Dalam sesi praktik, peserta diperkenalkan dengan pendekatan Mind-Body Healing, yakni serangkaian teknik sederhana yang dapat dilakukan secara mandiri. Beberapa di antaranya meliputi latihan pernapasan untuk membantu relaksasi, meditasi mindfulness, gerakan tubuh ringan guna meningkatkan body awareness, latihan self-compassion melalui afirmasi positif, hingga visualisasi untuk membangun ketenangan batin.
Selama kegiatan berlangsung, peserta tampak aktif mengikuti setiap sesi. Selain mempraktikkan latihan relaksasi, mereka juga berdiskusi mengenai tantangan menjaga kesehatan mental di tengah aktivitas sebagai ibu rumah tangga maupun kader masyarakat.
Koordinator Program Edukasi Kesehatan Mental, Aulia Salsabila, mengatakan kegiatan ini bertujuan meningkatkan kesadaran masyarakat bahwa kesehatan mental merupakan bagian yang tidak terpisahkan dari kesehatan secara menyeluruh.

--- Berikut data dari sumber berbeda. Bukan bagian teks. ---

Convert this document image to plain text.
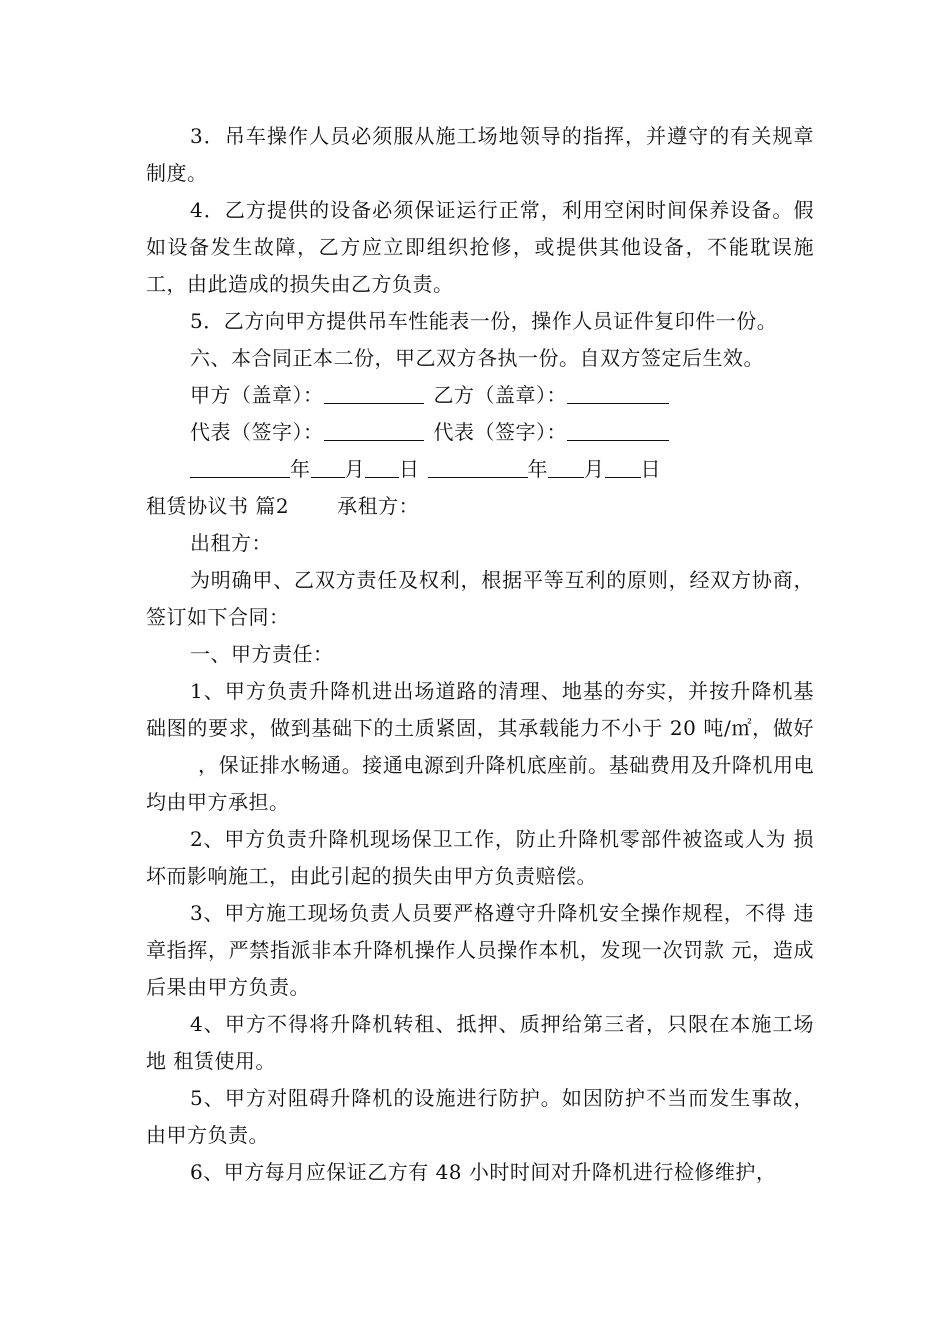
3．吊车操作人员必须服从施工场地领导的指挥，并遵守的有关规章制度。

4．乙方提供的设备必须保证运行正常，利用空闲时间保养设备。假如设备发生故障，乙方应立即组织抢修，或提供其他设备，不能耽误施工，由此造成的损失由乙方负责。

5．乙方向甲方提供吊车性能表一份，操作人员证件复印件一份。

六、本合同正本二份，甲乙双方各执一份。自双方签定后生效。

甲方（盖章）：	乙方（盖章）：
代表（签字）：	代表（签字）：
年 月 日	年 月 日

租赁协议书 篇2 承租方：

出租方：

为明确甲、乙双方责任及权利，根据平等互利的原则，经双方协商， 签订如下合同：

一、甲方责任：

1、甲方负责升降机进出场道路的清理、地基的夯实，并按升降机基础图的要求，做到基础下的土质紧固，其承载能力不小于 20 吨/㎡，做好，保证排水畅通。接通电源到升降机底座前。基础费用及升降机用电均由甲方承担。

2、甲方负责升降机现场保卫工作，防止升降机零部件被盗或人为 损坏而影响施工，由此引起的损失由甲方负责赔偿。

3、甲方施工现场负责人员要严格遵守升降机安全操作规程，不得 违章指挥，严禁指派非本升降机操作人员操作本机，发现一次罚款 元，造成后果由甲方负责。

4、甲方不得将升降机转租、抵押、质押给第三者，只限在本施工场地 租赁使用。

5、甲方对阻碍升降机的设施进行防护。如因防护不当而发生事故， 由甲方负责。

6、甲方每月应保证乙方有 48 小时时间对升降机进行检修维护，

“Melalui edukasi ini, kami berharap masyarakat tidak hanya memahami pentingnya kesehatan mental, tetapi juga mampu menerapkan teknik-teknik sederhana yang telah dipraktikkan bersama. Harapannya, ibu-ibu dan Kader Surabaya Hebat dapat menjadi agen yang menyebarkan kesadaran mengenai pentingnya menjaga kesehatan mental di lingkungan keluarga maupun masyarakat,” kata Aulia.
Menurutnya, ibu rumah tangga dan Kader Surabaya Hebat dipilih sebagai sasaran kegiatan karena memiliki peran strategis dalam membangun ketahanan keluarga sekaligus menjadi penggerak berbagai aktivitas sosial di lingkungan tempat tinggal.
Melalui program tersebut, mahasiswa KKN UIN Sunan Ampel berharap edukasi kesehatan mental dapat menjadi langkah awal untuk meningkatkan kepedulian masyarakat terhadap kesejahteraan psikologis, sekaligus mendorong terciptanya lingkungan yang lebih sehat, harmonis, dan saling mendukung.